I like getting the largest impact from the least effort. To me, that is getting the data into the same format from any tool or any device so I can read it easily.

Security needs structured data, full stop.

All of the tools we use to analyze logs have a library of usable searches, techniques and content that are already tested, functional and deliver valid results. ML models exist embedded into tools, some of which we can’t even see, read or change that rely on structured data.

We are asking thousands of questions of multiple data sources — sometimes, hundreds of data sources — to identify bad actors. For the most part, the data is not organized or is incomplete, or whole sections of the organization or network might be missing.

This comes down to a few key things that we can resolve, but we must start at the top and work our way toward the common goal of enabling the best protection possible within any given architecture. 

I might suggest a different approach:

• Drive the security analytics project from the top and establish the cross-departmental team of data owners who are accountable for delivering the logs, fully tested, into the program. Consider a team-driven approach with data owners, data parsers, compliance, test and validation, and search testers. Create a top-down “board” that can meet for 15 minutes per week.
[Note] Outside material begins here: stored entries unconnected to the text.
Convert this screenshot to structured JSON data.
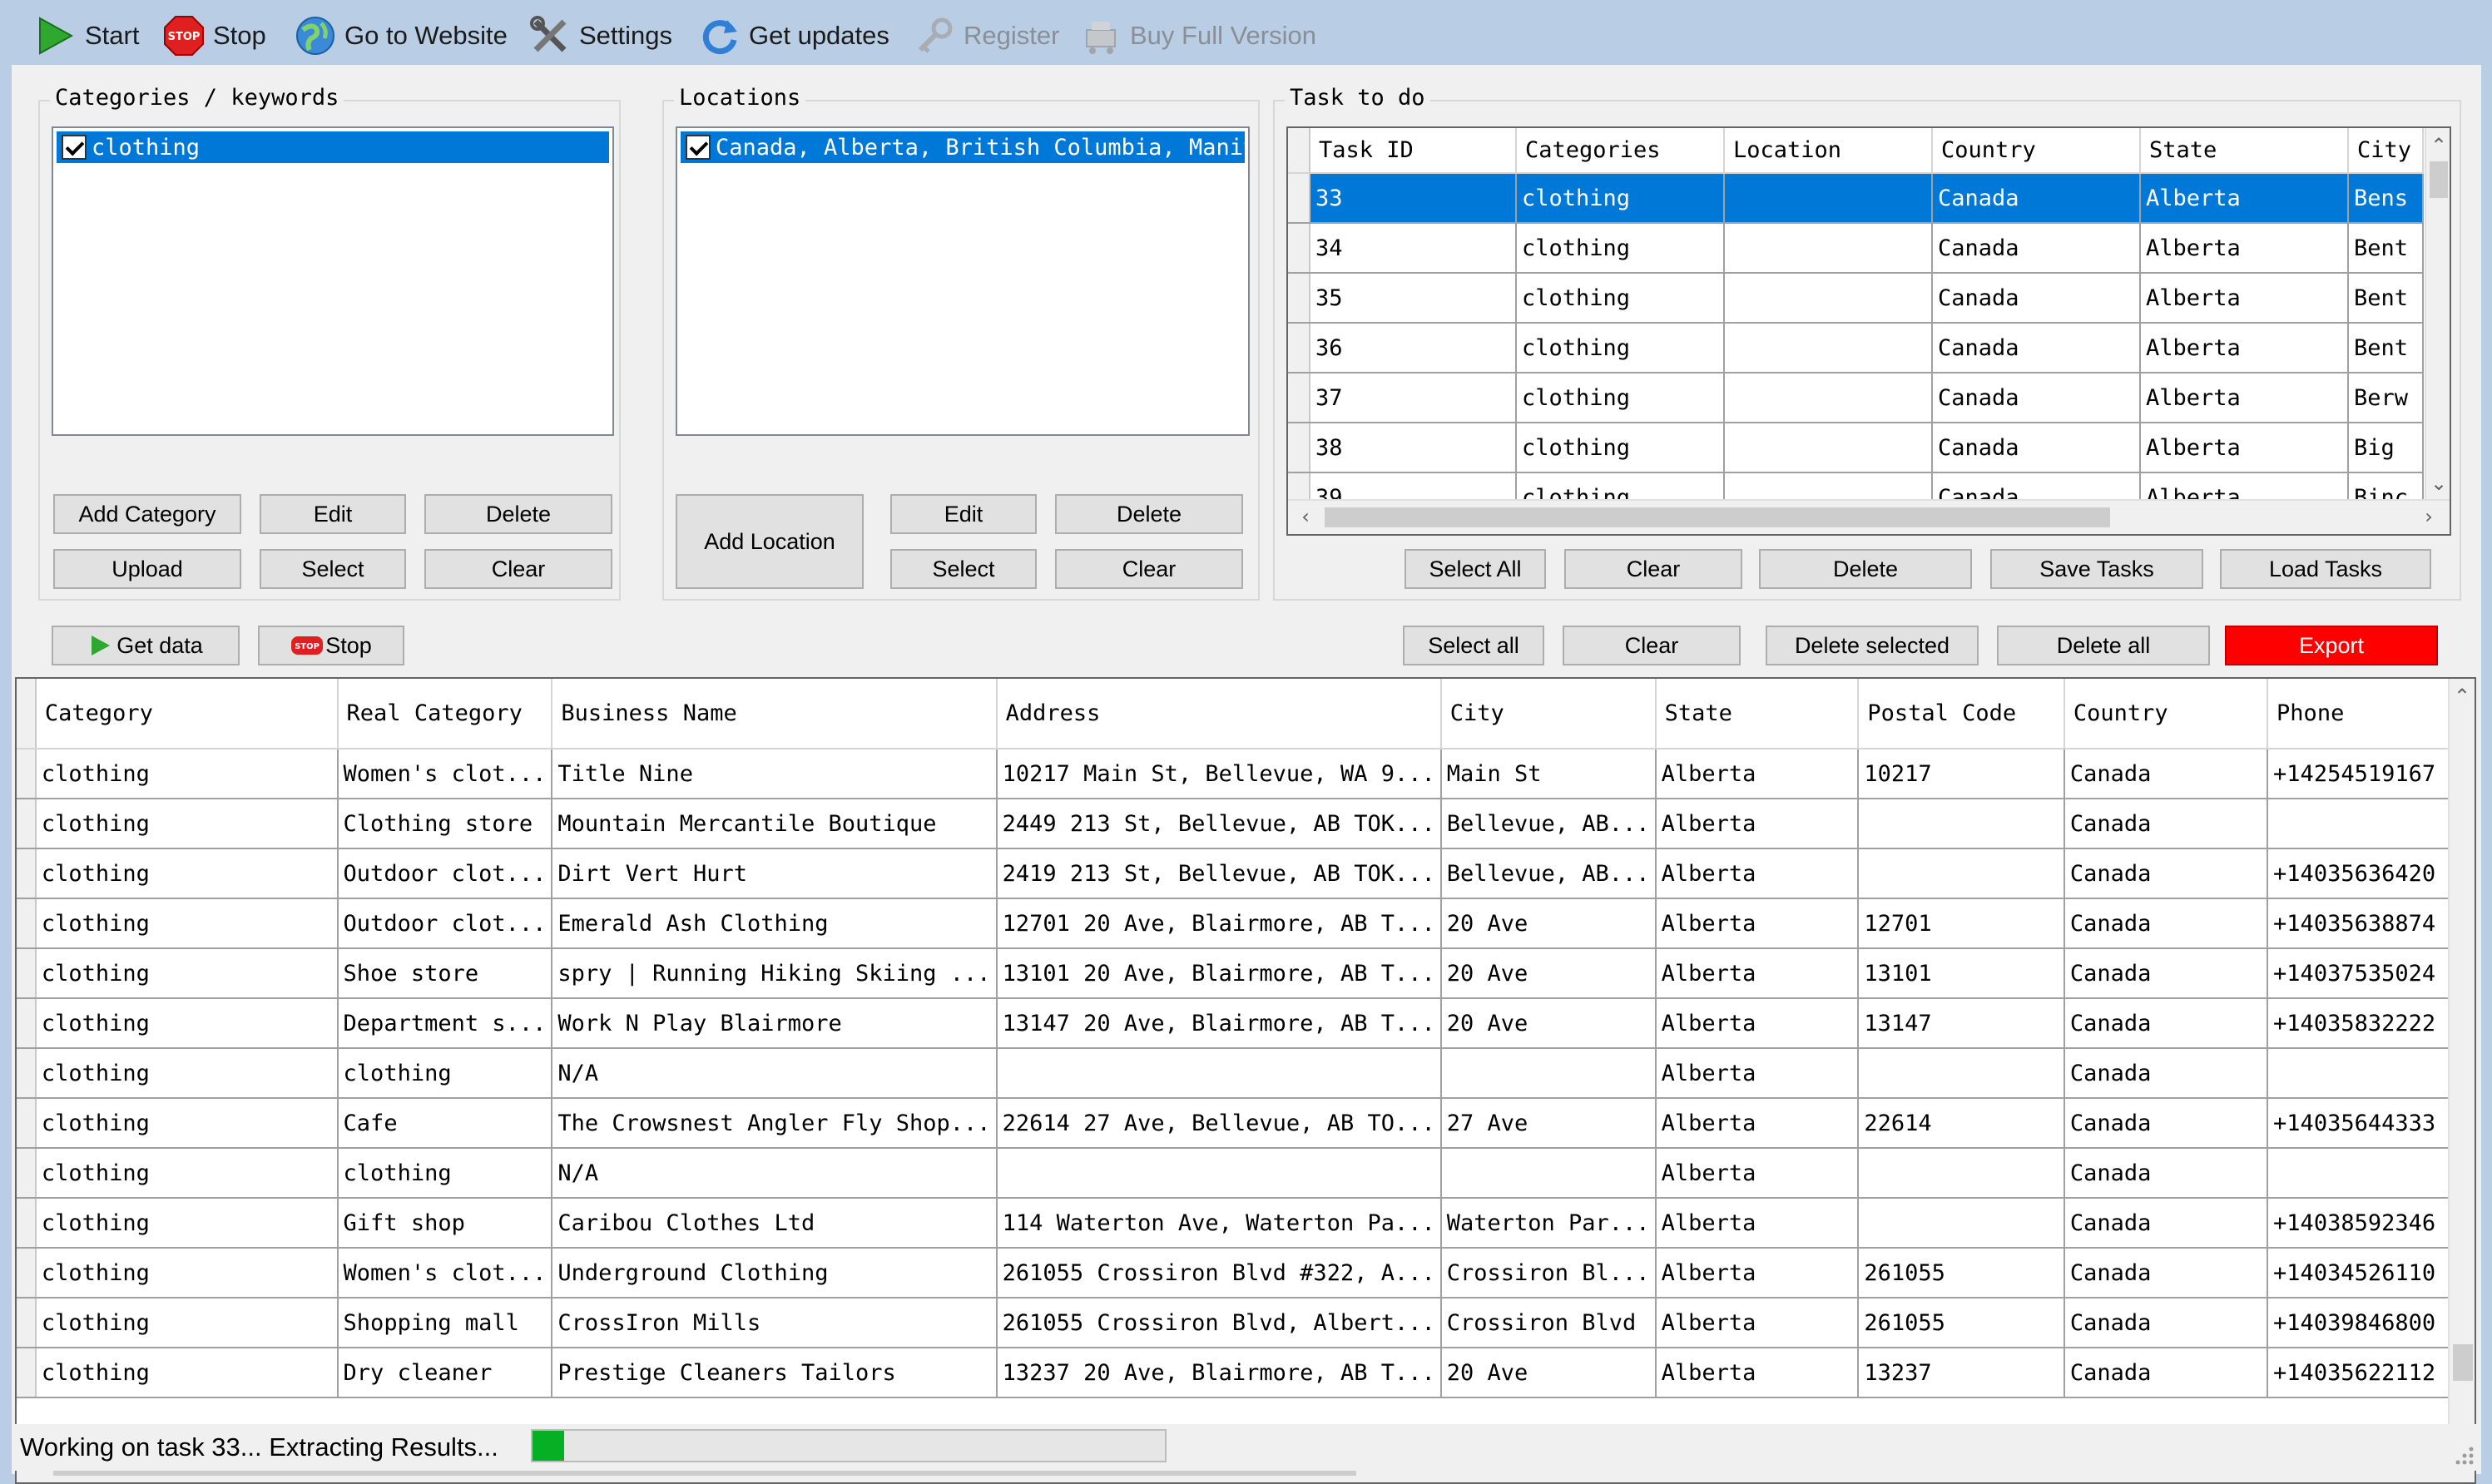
{
  "toolbar": {
    "start": "Start",
    "stop": "Stop",
    "go_to_website": "Go to Website",
    "settings": "Settings",
    "get_updates": "Get updates",
    "register": "Register",
    "buy_full_version": "Buy Full Version"
  },
  "categories_panel": {
    "title": "Categories / keywords",
    "items": [
      {
        "label": "clothing",
        "checked": true
      }
    ],
    "buttons": {
      "add": "Add Category",
      "edit": "Edit",
      "delete": "Delete",
      "upload": "Upload",
      "select": "Select",
      "clear": "Clear"
    }
  },
  "locations_panel": {
    "title": "Locations",
    "items": [
      {
        "label": "Canada, Alberta, British Columbia, Manitoba",
        "checked": true
      }
    ],
    "buttons": {
      "add": "Add Location",
      "edit": "Edit",
      "delete": "Delete",
      "select": "Select",
      "clear": "Clear"
    }
  },
  "tasks_panel": {
    "title": "Task to do",
    "columns": [
      "Task ID",
      "Categories",
      "Location",
      "Country",
      "State",
      "City"
    ],
    "rows": [
      [
        "33",
        "clothing",
        "",
        "Canada",
        "Alberta",
        "Bens"
      ],
      [
        "34",
        "clothing",
        "",
        "Canada",
        "Alberta",
        "Bent"
      ],
      [
        "35",
        "clothing",
        "",
        "Canada",
        "Alberta",
        "Bent"
      ],
      [
        "36",
        "clothing",
        "",
        "Canada",
        "Alberta",
        "Bent"
      ],
      [
        "37",
        "clothing",
        "",
        "Canada",
        "Alberta",
        "Berw"
      ],
      [
        "38",
        "clothing",
        "",
        "Canada",
        "Alberta",
        "Big "
      ],
      [
        "39",
        "clothing",
        "",
        "Canada",
        "Alberta",
        "Binc"
      ]
    ],
    "selected_row": 0,
    "buttons": {
      "select_all": "Select All",
      "clear": "Clear",
      "delete": "Delete",
      "save": "Save Tasks",
      "load": "Load Tasks"
    }
  },
  "results_bar": {
    "get_data": "Get data",
    "stop": "Stop",
    "select_all": "Select all",
    "clear": "Clear",
    "delete_selected": "Delete selected",
    "delete_all": "Delete all",
    "export": "Export"
  },
  "results": {
    "columns": [
      "Category",
      "Real Category",
      "Business Name",
      "Address",
      "City",
      "State",
      "Postal Code",
      "Country",
      "Phone"
    ],
    "rows": [
      [
        "clothing",
        "Women's clot...",
        "Title Nine",
        "10217 Main St, Bellevue, WA 9...",
        "Main St",
        "Alberta",
        "10217",
        "Canada",
        "+14254519167"
      ],
      [
        "clothing",
        "Clothing store",
        "Mountain Mercantile Boutique",
        "2449 213 St, Bellevue, AB TOK...",
        "Bellevue, AB...",
        "Alberta",
        "",
        "Canada",
        ""
      ],
      [
        "clothing",
        "Outdoor clot...",
        "Dirt Vert Hurt",
        "2419 213 St, Bellevue, AB TOK...",
        "Bellevue, AB...",
        "Alberta",
        "",
        "Canada",
        "+14035636420"
      ],
      [
        "clothing",
        "Outdoor clot...",
        "Emerald  Ash Clothing",
        "12701 20 Ave, Blairmore, AB T...",
        "20 Ave",
        "Alberta",
        "12701",
        "Canada",
        "+14035638874"
      ],
      [
        "clothing",
        "Shoe store",
        "spry | Running Hiking Skiing ...",
        "13101 20 Ave, Blairmore, AB T...",
        "20 Ave",
        "Alberta",
        "13101",
        "Canada",
        "+14037535024"
      ],
      [
        "clothing",
        "Department s...",
        "Work N Play Blairmore",
        "13147 20 Ave, Blairmore, AB T...",
        "20 Ave",
        "Alberta",
        "13147",
        "Canada",
        "+14035832222"
      ],
      [
        "clothing",
        "clothing",
        "N/A",
        "",
        "",
        "Alberta",
        "",
        "Canada",
        ""
      ],
      [
        "clothing",
        "Cafe",
        "The Crowsnest Angler Fly Shop...",
        "22614 27 Ave, Bellevue, AB TO...",
        "27 Ave",
        "Alberta",
        "22614",
        "Canada",
        "+14035644333"
      ],
      [
        "clothing",
        "clothing",
        "N/A",
        "",
        "",
        "Alberta",
        "",
        "Canada",
        ""
      ],
      [
        "clothing",
        "Gift shop",
        "Caribou Clothes Ltd",
        "114 Waterton Ave, Waterton Pa...",
        "Waterton Par...",
        "Alberta",
        "",
        "Canada",
        "+14038592346"
      ],
      [
        "clothing",
        "Women's clot...",
        "Underground Clothing",
        "261055 Crossiron Blvd #322, A...",
        "Crossiron Bl...",
        "Alberta",
        "261055",
        "Canada",
        "+14034526110"
      ],
      [
        "clothing",
        "Shopping mall",
        "CrossIron Mills",
        "261055 Crossiron Blvd, Albert...",
        "Crossiron Blvd",
        "Alberta",
        "261055",
        "Canada",
        "+14039846800"
      ],
      [
        "clothing",
        "Dry cleaner",
        "Prestige Cleaners  Tailors",
        "13237 20 Ave, Blairmore, AB T...",
        "20 Ave",
        "Alberta",
        "13237",
        "Canada",
        "+14035622112"
      ]
    ]
  },
  "status": {
    "text": "Working on task 33... Extracting Results...",
    "progress_fraction": 0.05
  },
  "colors": {
    "selection": "#0078d7",
    "export_button": "#ff0000",
    "progress": "#06b025",
    "window_bg": "#b9cde5"
  }
}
• Transform all of your log data into a standardized format to enable the team to ask the same question from many different sources of data. Normalization is typically defined by the vendors, and it’s a matter of parsing, renaming and sorting all of the data to match the normalized naming convention. This can help reduce false positives and make future detections and analyses go faster, smoother and with fewer errors.

Based on my honest observation over many years, I believe 95% of the false positive issues and claims are due purely to bad data.

• Test, validate and test again to make sure the logs coming in are perfectly aligned with your chosen data structure and format. Did I mention testing? Are the field names and values properly aligned? Do the searches now work? Do the same types of data have the same format? 

The last test I always try to get into place is a customer acceptance phase. In many instances, the customer is the NOC/SOC or business analytics team. Have the customers test a specific data source or a combined dataset. Does it deliver the level of results they require? 

If you keep these three key steps or phases in mind with each project, each new device or each log file, you can continue to add new data with a programmatic approach from different sources and vendors — and in different stages — to succeed in creating a useful analytics engine that you can use for years to come.